During the Great Depression, frugality was considered a virtue and the phrase ~ use it up, wear it out, make it do, or do without ~ was the way of life in many households. Nothing was wasted, turning printed chicken feed sacks into skirts and flour sacks into dishtowels.
With the onset of World War II, many challenges confronted the American people. The government found it necessary to ration food, gas, and even clothing. Americans were asked to conserve on everything. The war affected every single person and rationing meant sacrifices for all. The federal government needed to control supply and demand. Rationing would deeply affect the American way of life and was introduced to avoid public anger with shortages and not to allow only the wealthy to purchase commodities.
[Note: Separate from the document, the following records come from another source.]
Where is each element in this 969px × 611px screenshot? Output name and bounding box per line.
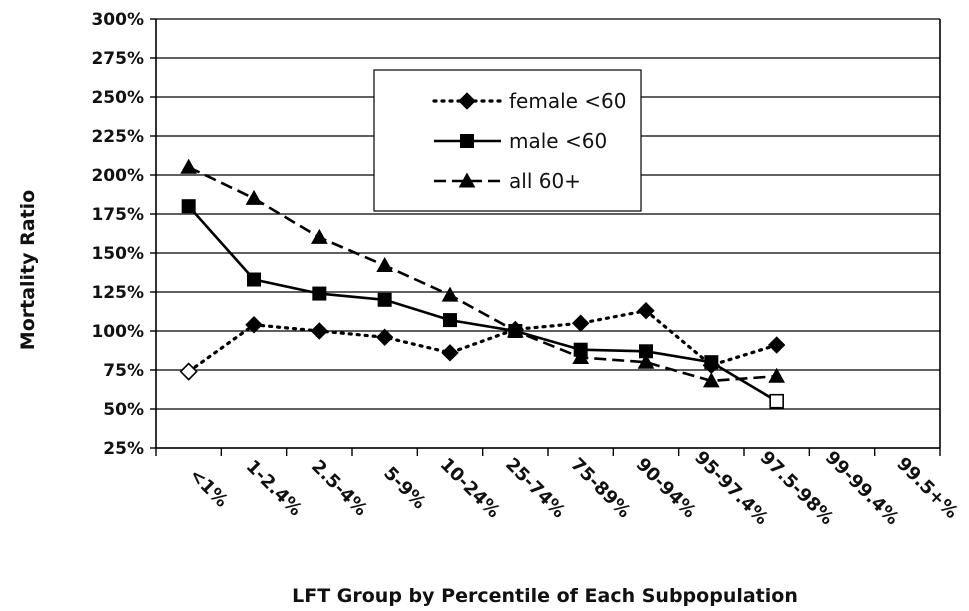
y-axis-title: Mortality Ratio bbox=[17, 190, 39, 350]
legend-label-female-60: female <60 bbox=[509, 89, 627, 113]
y-tick-label: 100% bbox=[91, 322, 144, 342]
legend-label-all-60: all 60+ bbox=[509, 169, 581, 193]
data-point-all-60 bbox=[506, 322, 524, 338]
y-tick-label: 200% bbox=[91, 166, 144, 186]
data-point-all-60 bbox=[637, 353, 655, 369]
x-tick-label: 25-74% bbox=[501, 454, 569, 522]
y-tick-label: 275% bbox=[91, 49, 144, 69]
y-tick-label: 25% bbox=[103, 439, 144, 459]
data-point-female-60 bbox=[245, 316, 263, 334]
legend-marker-all-60 bbox=[458, 172, 476, 188]
data-point-all-60 bbox=[702, 372, 720, 388]
x-tick-labels: <1% 1-2.4% 2.5-4% 5-9% 10-24%25-74%75-89%90-… bbox=[185, 447, 962, 529]
y-tick-label: 75% bbox=[103, 361, 144, 381]
data-point-male-60 bbox=[312, 286, 327, 301]
data-point-male-60 bbox=[443, 313, 457, 328]
y-tick-label: 225% bbox=[91, 127, 144, 147]
data-point-all-60 bbox=[376, 256, 394, 272]
data-point-all-60 bbox=[768, 367, 786, 383]
legend-box bbox=[373, 69, 642, 212]
data-point-male-60 bbox=[377, 292, 392, 307]
y-tick-label: 175% bbox=[91, 205, 144, 225]
legend-marker-female-60 bbox=[458, 92, 476, 110]
legend: female <60 male <60 all 60+ bbox=[373, 69, 642, 212]
x-tick-label: 5-9% bbox=[379, 463, 430, 514]
legend-marker-male-60 bbox=[460, 134, 474, 148]
x-tick-label: 75-89% bbox=[566, 454, 634, 522]
series-lines bbox=[187, 166, 779, 403]
y-tick-label: 250% bbox=[91, 88, 144, 108]
data-point-all-60 bbox=[441, 286, 459, 302]
legend-label-male-60: male <60 bbox=[509, 129, 607, 153]
x-tick-label: 1-2.4% bbox=[242, 456, 306, 520]
x-tick-label: 2.5-4% bbox=[307, 456, 371, 520]
series-line-male-60 bbox=[187, 205, 778, 403]
data-point-male-60 bbox=[181, 199, 196, 214]
x-tick-label: 99.5+% bbox=[892, 453, 962, 523]
data-point-all-60 bbox=[310, 228, 328, 244]
series-markers bbox=[179, 158, 786, 409]
x-axis-title: LFT Group by Percentile of Each Subpopul… bbox=[292, 585, 798, 607]
y-tick-labels: 25% 50% 75% 100% 125% 150% 175% 200% 225% 250% 275… bbox=[91, 10, 144, 459]
data-point-male-60 bbox=[247, 272, 261, 287]
x-tick-label: <1% bbox=[185, 465, 232, 512]
series-line-female-60 bbox=[187, 308, 779, 374]
axes bbox=[150, 18, 941, 456]
data-point-female-60 bbox=[571, 314, 590, 332]
legend-items: female <60 male <60 all 60+ bbox=[432, 89, 627, 193]
x-tick-label: 90-94% bbox=[632, 454, 700, 522]
data-point-female-60 bbox=[179, 362, 198, 381]
data-point-female-60 bbox=[767, 336, 786, 354]
x-tick-label: 10-24% bbox=[436, 454, 504, 522]
series-line-all-60 bbox=[188, 166, 777, 383]
data-point-male-60 bbox=[704, 355, 719, 370]
data-point-all-60 bbox=[180, 158, 198, 174]
data-point-female-60 bbox=[310, 322, 329, 340]
data-point-all-60 bbox=[572, 348, 590, 365]
y-tick-label: 50% bbox=[103, 400, 144, 420]
data-point-female-60 bbox=[441, 344, 459, 362]
y-tick-label: 300% bbox=[91, 10, 144, 30]
y-tick-label: 125% bbox=[91, 283, 144, 303]
data-point-female-60 bbox=[375, 328, 394, 346]
data-point-female-60 bbox=[637, 302, 655, 320]
data-point-all-60 bbox=[245, 189, 263, 205]
data-point-male-60 bbox=[769, 393, 784, 409]
y-tick-label: 150% bbox=[91, 244, 144, 264]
Even though I didn’t live through the Great Depression or World War II like my great- grandma and grandparents did, I learned by watching them and I recycle and reuse many things today where the world seems to be a lot more wasteful.
Here are some of the ways that my family recycles and reuses:
- Hair ~ My daughter has cut her hair and donated inches and inches of hair to Locks of Love or Pantene to be made into wigs for cancer survivors
- Plastic Grocery Bags ~ for garbage bags, given to food pantry, or recycled at Walmart or Kohls in their recycle containers
- Aluminum Cans~ donated to local churches
- Tin and all Other Metal ~ donated to metal drives
- Paper Items ~ burned in wood boiler and turned into heat for our house
- Pop Tops (from cans) ~ saved for the Ronald McDonald House
- Box Tops, Campbell Soup Labels, & Milk Tops ~ donated to schools
- Glass Jars ~ sauce, dressings, and jelly containers are saved and reused for canning
- Toilet Paper Rolls ~ stuffed with sawdust and used for fire starters
- Cover Sheets from Printers ~ cut up for grocery lists, quick notes, and game night writing pads
- Water Bottles ~ washed and reused
- Old Clothes~ rags are made with clothes that have stains or holes
- Buttons ~ cut off of clothes that are going to be used for rags, used for mending or projects
- Wool Sweaters ~ refurbished into mittens
- Leftover Paint Cans and Vintage Clothing ~ donated to the Children’s Theater
- Old Jeans/Denim ~ given to Sole Hope, where they are made into shoes for kids in Uganda
- Scraps from Colored Paper ~ punch out designs/flowers
- Old Eye Glasses ~ donated to Lions Club
- Books ~ donated to the school library
- Old Candles and Crayons ~ melted down to make new candles
- Food Scraps and Peelings ~ placed in a compost pile
- Old Toothbrushes ~ used for cleaning and scrubbing
- Art supplies, Crafts and Broken Jewelry ~ donated to Fearless Ministries, a ministry that uses art to heal broken women
My family and I are not the only ones recycling and making new uses for household items. While in the Atlanta airport, a display can be seen housing 21 runway sculptures made from 100% recycled products. The items recycled include: old uniforms, plastic bags, cable, phone books, plastic laundry soap bottles, plastic water bottles, tires, aluminum cans, and junk mail. Fantastic works of art were made from materials that often get thrown away. (find out more at: www.RecycleRunway.com/ATL)
In general, Americans are more wasteful compared to other countries. When traveling, it is easier to see the difference. My family and I traveled to Spain and we paid for every plastic bag that we used at the grocery store, most households didn’t have clothes dryers, and the water temperatures were hotter so they use less of it. Simple changes, that makes a world of difference.
Perhaps it’s time for you to brainstorm some ways to reduce, reuse, or recycle some of the items that you normally would toss away. Think of some crafts for the kids, donate items to others, or those in need, or be more conscious of ways you could use it up, wear it out, make it do, or do without!